Because the SS was statistically significant in both univariable and multivariable analyses, we checked to see if it was likely to prove useful in a clinical setting where test results are often dichotomized. We used two reasonable cutoffs: 1) the 86th percentile of all scores, which is the rate of pathological complete response for the patients in GSE16446; and 2) the mean of all combined scores. We summarized the point estimates for true-positive rate, false-positive rate and (positive predictive value, negative predictive value in Supplementary Table 4 (available online); we plotted their 95% confidence intervals in Figure 1. At the specified cutoffs, the prediction models using the SS alone did not perform better than chance. In addition, using the 86th percentile as the cutoff, 16 patients (of 109 for whom clinical covariables were available) were reclassified, but the net reclassification improvement was not greater than zero (Table 2) (net reclassification improvement = 0.17, 95% CI = −0.13 to 0.47).
Table 2.
Grade + size + age | Grade + size + age + sensitivity score (NRI = 0.17; 95% CI = −0.13 to 0.47) | Total | |
---|---|---|---|
Not pCR | pCR | ||
Not pCR | 88 (10 pCR) | 11 (4 pCR) | 99 (14 pCR) |
pCR | 5 (1 pCR) | 5 (0 pCR) | 10 (1 pCR) |
Total | 93 (11 pCR) | 16 (4 pCR) | 109 (15 pCR) |
* Cutoff point = 86th percentile (1 − pathologically complete response rate of GSE16446 study). CI = confidence interval; NRI = net reclassification improvement; pCR = pathologically complete response.
The CS did not show statistically significant differences between pathological complete response and non–pathological complete response patients. The P value of the one-sided Wilcoxon test was .55, and the ROC curve is plotted in Figure 1A. The corresponding AUC is 0.51 (95% CI = 0.36 to 0.66).
Evaluation Results for GSE17920 (Hodgkin Lymphoma)
The second dataset, GSE17920 (9), included 130 patients with Hodgkin lymphoma who received a standard treatment called ABVD, which is a combination of four drugs: doxorubicin (adriamycin,), bleomycin (), vinblastine (), and dacarbazine (). All drugs satisfy the criteria defined by MPI. The primary endpoint was a binary variable indicating treatment success or failure.

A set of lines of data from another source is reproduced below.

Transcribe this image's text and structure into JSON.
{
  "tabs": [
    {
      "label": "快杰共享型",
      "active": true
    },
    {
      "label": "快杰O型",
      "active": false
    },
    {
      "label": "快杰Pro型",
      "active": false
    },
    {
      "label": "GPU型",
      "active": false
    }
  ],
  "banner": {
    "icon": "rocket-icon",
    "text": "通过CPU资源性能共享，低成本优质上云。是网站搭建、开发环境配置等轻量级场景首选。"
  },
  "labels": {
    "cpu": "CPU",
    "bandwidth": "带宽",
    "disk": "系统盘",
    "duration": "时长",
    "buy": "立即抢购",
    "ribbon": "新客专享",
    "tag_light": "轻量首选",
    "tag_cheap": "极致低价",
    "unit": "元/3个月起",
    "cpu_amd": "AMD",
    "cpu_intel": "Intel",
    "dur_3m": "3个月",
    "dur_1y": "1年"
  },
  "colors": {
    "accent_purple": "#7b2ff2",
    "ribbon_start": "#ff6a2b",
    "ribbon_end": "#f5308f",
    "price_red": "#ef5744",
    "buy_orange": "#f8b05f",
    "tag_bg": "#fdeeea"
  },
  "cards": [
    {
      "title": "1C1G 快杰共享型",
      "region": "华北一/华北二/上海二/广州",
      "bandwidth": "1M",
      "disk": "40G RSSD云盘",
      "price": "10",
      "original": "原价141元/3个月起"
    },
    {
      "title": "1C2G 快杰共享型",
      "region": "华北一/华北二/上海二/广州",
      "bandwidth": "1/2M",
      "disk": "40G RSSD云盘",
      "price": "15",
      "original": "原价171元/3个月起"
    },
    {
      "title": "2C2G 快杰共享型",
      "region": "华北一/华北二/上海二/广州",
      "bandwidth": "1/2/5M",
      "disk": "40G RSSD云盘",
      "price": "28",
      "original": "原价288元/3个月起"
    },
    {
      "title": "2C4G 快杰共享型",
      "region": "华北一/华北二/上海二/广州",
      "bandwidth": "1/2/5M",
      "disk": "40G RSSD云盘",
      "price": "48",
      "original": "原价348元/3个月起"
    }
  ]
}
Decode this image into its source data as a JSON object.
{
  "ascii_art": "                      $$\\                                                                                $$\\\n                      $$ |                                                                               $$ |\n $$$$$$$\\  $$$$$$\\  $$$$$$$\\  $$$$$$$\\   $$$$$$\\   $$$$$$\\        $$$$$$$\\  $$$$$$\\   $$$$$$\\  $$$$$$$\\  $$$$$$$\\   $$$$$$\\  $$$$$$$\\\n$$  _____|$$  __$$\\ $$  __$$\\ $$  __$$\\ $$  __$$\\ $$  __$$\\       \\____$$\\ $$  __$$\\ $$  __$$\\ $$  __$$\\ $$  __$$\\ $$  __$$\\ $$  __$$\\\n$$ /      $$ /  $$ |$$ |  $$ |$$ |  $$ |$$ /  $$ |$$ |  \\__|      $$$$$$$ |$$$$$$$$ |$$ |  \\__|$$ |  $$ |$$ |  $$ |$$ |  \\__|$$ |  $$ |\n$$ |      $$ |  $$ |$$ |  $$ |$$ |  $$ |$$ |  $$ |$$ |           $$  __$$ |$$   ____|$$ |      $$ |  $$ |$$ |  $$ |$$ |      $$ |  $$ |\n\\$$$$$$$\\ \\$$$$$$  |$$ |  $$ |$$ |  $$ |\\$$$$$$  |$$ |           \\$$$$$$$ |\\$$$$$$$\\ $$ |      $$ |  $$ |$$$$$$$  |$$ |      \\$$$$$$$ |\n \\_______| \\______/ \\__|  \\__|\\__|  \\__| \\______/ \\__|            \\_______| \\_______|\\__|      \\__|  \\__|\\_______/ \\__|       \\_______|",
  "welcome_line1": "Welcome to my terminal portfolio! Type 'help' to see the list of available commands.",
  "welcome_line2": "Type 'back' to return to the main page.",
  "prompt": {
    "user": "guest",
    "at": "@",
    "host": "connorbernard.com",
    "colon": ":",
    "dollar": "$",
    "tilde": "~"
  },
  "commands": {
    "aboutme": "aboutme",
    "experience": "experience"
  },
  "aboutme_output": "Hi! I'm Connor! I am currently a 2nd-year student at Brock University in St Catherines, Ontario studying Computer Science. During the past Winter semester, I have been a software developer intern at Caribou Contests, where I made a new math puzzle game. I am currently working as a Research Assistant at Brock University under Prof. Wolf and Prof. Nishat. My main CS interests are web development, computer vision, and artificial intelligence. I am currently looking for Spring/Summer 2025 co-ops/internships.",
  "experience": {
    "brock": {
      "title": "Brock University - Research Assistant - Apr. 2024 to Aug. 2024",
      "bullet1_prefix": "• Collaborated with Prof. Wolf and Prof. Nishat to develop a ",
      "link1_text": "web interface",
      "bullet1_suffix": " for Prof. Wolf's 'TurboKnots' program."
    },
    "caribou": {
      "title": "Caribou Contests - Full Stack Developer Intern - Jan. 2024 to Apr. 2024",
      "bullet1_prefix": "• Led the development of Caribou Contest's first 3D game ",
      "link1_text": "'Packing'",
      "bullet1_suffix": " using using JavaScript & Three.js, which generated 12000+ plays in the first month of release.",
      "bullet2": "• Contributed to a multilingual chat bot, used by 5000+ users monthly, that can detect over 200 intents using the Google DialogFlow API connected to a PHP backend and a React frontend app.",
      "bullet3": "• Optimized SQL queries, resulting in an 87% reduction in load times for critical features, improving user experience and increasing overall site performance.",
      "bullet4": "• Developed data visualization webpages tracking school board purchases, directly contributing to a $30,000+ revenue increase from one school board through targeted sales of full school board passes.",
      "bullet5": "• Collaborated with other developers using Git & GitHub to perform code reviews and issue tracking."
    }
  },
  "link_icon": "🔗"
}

The 130 tumor samples came from two sources: 100 from Vancouver and 30 from Nebraska. Treatment outcomes differ by source, with 82 of 100 successes in Vancouver and 10 of 30 in Nebraska (P < .0001) (Supplementary Table 6, available online). To measure the impact of batch effects on prediction, we computed the SS and CS using both the original gene expression values and the gene expression values adjusted for batch effects.
The SS AUC was statistically significant but equivalent to the International Prognostic Score (IPS) AUC; adding the SS to clinical features gave no improvement; the dichotomized SS was not better than chance. The ROC curves for both the original and adjusted SS are plotted in Supplementary Figure 1A (available online) (AUC = 0.62, 95% CI = 0.52 to 0.72 using the original gene expression values). The AUC was statistically significantly greater than 0.5 on the full data set (P = .02) and on the larger Vancouver subset (P = .02). It was not statistically significant on the Nebraska subset (Table 3). IPS is an existing clinical model, defined as the number of adverse prognostic factors present at diagnosis (16), which ranges from 0 to 7. Higher IPS indicates lower probability of a successful outcome. The ROC curve for IPS was plotted in Supplementary Figure 1A (available online); the AUC was also 0.62 (95% CI = 0.52 to 0.72). Hence, the SS AUC was not statistically significantly different from the IPS AUC.
Table 3.
Variable | Based on original GE | Based on adjusted GE | ||||
---|---|---|---|---|---|---|
All | Vancouver | Nebraska | All | Vancouver | Nebraska | |
Combined score | .0001 | .0008 | .59 | .0004 | .0008 | .61 |
Sensitivity score | .02 | .02 | .95 | .06 | .02 | .95 |
* All indicates 130 patient samples from both Vancouver center and Nebraska center. Vancouver indicates 100 Vancouver patient samples only. Nebraska indicates 30 Nebraska patient samples only. GE = gene expression.
Multivariable logistic regression suggested no additional predictive ability of the SS after adjusting for patient clinical features (P = .31). Comparing the overall prediction performance of the clinical model with and without SS, the scaled Brier score stayed the same (Table 4). The improvement in prediction was not statistically significant. Neither the AUC changes nor the IDI were greater than zero (Table 4).
Table 4.
Model | Brier scaled | AUC (95% CI) | IDI (95% CI) |
---|---|---|---|
Age + stage | 0.11 | 0.68 (0.57 to 0.79) | Baseline model |
Age + stage + sensitivity score (original) | 0.12 | 0.70 (0.60 to 0.81) | −0.04 (−0.10 to 0.03) |
Age + stage + sensitivity score (adjusted) | 0.11 | 0.68 (0.58 to 0.80) | −0.04 (−0.11 to 0.03) |
Combined score (original) | 0.11 | 0.70 (0.60 to 0.80) | −0.04 (−0.19 to 0.12) |
Combined score (adjusted) | 0.10 | 0.68 (0.58 to 0.79) | −0.04 (−0.15 to 0.08) |
* AUC = area under the curve; CI = confidence interval.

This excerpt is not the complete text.